Abstract

Interferometric Synthetic Aperture Radar (InSAR) is a promising tool for the retrieval of Snow Water Equivalent (SWE) from space. Due to refraction, the interferometric phase changes with snow depth and density, which is exploited by the InSAR method. While the method was first proposed two decades ago, qualitative research using experimental data analyzing factors affecting retrieval performance remains scarce. In this work a tower-based 1-10 GHz, fully polarimetric SAR with InSAR capabilities was used to analyze the effect of meteorological events (air temperature, precipitation intensity, and wind) on the observed temporal decorrelation of interferometric image pairs, at L-, S-, C- and X-bands.
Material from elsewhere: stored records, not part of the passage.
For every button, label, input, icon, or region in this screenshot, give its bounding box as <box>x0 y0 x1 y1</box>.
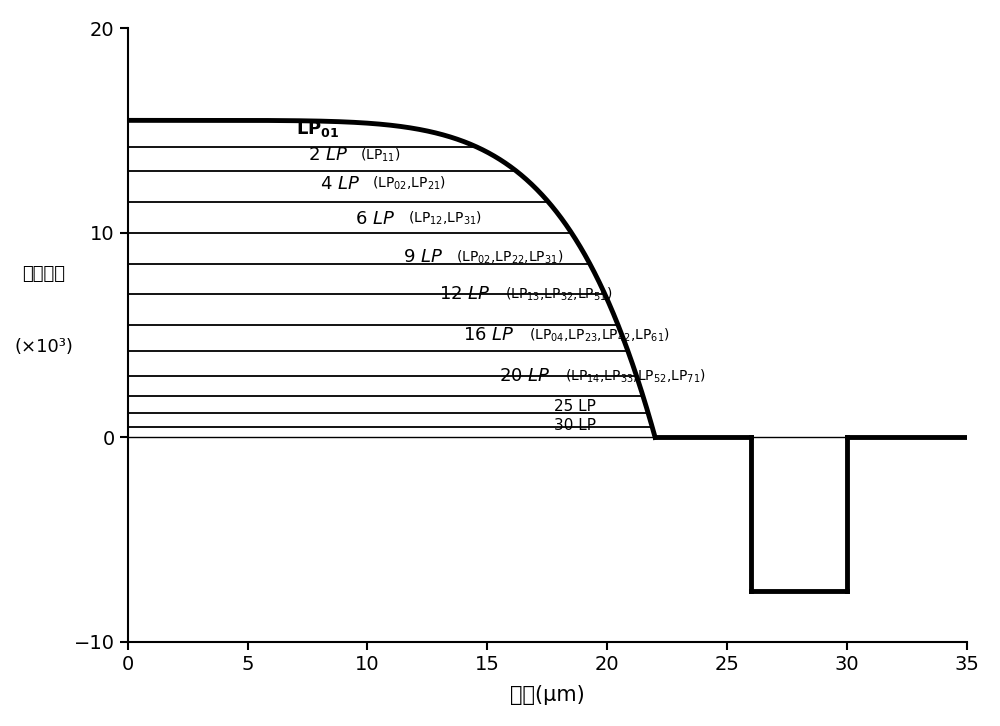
Text: 25 LP: 25 LP <box>554 399 596 414</box>
Text: (LP$_{14}$,LP$_{33}$,LP$_{52}$,LP$_{71}$): (LP$_{14}$,LP$_{33}$,LP$_{52}$,LP$_{71}$… <box>565 367 706 385</box>
Text: $\bf\it{2\ LP}$: $\bf\it{2\ LP}$ <box>308 146 348 164</box>
X-axis label: 半径(μm): 半径(μm) <box>510 685 585 705</box>
Text: $\bf\it{9\ LP}$: $\bf\it{9\ LP}$ <box>403 248 444 266</box>
Text: (LP$_{12}$,LP$_{31}$): (LP$_{12}$,LP$_{31}$) <box>408 210 482 227</box>
Text: (LP$_{02}$,LP$_{22}$,LP$_{31}$): (LP$_{02}$,LP$_{22}$,LP$_{31}$) <box>456 249 564 266</box>
Text: 30 LP: 30 LP <box>554 417 596 433</box>
Text: $\bf\it{16\ LP}$: $\bf\it{16\ LP}$ <box>463 326 515 344</box>
Text: (LP$_{04}$,LP$_{23}$,LP$_{42}$,LP$_{61}$): (LP$_{04}$,LP$_{23}$,LP$_{42}$,LP$_{61}$… <box>529 327 670 344</box>
Text: (LP$_{13}$,LP$_{32}$,LP$_{51}$): (LP$_{13}$,LP$_{32}$,LP$_{51}$) <box>505 285 613 303</box>
Text: (LP$_{11}$): (LP$_{11}$) <box>360 147 401 164</box>
Text: (×10³): (×10³) <box>14 338 73 356</box>
Text: $\bf\it{4\ LP}$: $\bf\it{4\ LP}$ <box>320 175 360 193</box>
Text: $\bf\it{20\ LP}$: $\bf\it{20\ LP}$ <box>499 367 551 385</box>
Text: 折射率差: 折射率差 <box>22 265 65 282</box>
Text: $\mathbf{LP_{01}}$: $\mathbf{LP_{01}}$ <box>296 118 339 139</box>
Text: (LP$_{02}$,LP$_{21}$): (LP$_{02}$,LP$_{21}$) <box>372 175 446 192</box>
Text: $\bf\it{12\ LP}$: $\bf\it{12\ LP}$ <box>439 285 491 303</box>
Text: $\bf\it{6\ LP}$: $\bf\it{6\ LP}$ <box>355 210 396 227</box>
These factors were found to be causes of decorrelation in snow, being the temperature the critical variable in the case of snowmelt events. Of the analyzed bands, L-band presented the best coherence conservation properties. Additionally, the phase change between pairs with sufficient coherence was applied to generate estimates of changes in SWE, studying the retrieval errors at different bands and over different temporal baselines. SWE accumulation was calculated from 6 hours up to 12 days temporal baseline over a non-vegetated area. SWE accumulation profiles were successfully reconstructed for short temporal baselines and low frequencies, while an increase in the retrieval error was observed for high frequencies and long temporal baselines, indicating the limitations of higher frequencies for repeat-pass InSAR retrieval. The analysis was also reproduced over a forested area at L-band with similar results as to the non-vegetated area.